Exposure proxies (e.g., county-level PM2.5 annual means from fixed monitors) may not capture individual-level biological exposure. Spatial interpolation introduces uncertainty, and temporal averaging masks peak exposure events.
Mechanism briefs are hypothesis-driven syntheses of existing evidence, not experimentally validated causal models. They represent the current state of knowledge and are subject to revision.
Community module models are trained on state and regional data with geographic and temporal limitations.
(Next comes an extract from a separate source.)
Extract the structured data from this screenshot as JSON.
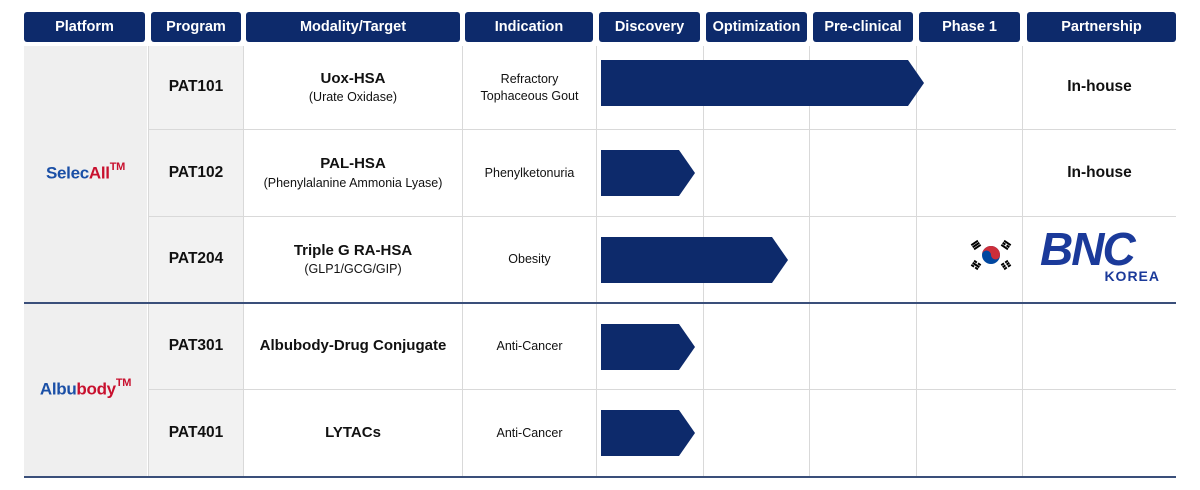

The ecological fallacy applies: area-level associations do not imply individual-level effects.
Strength scores are composite indices for relative comparison within the atlas, not absolute effect sizes suitable for clinical or regulatory decision-making.
Literature curation reflects available publications and may be subject to selection bias, publication bias, and temporal gaps between primary research and atlas incorporation.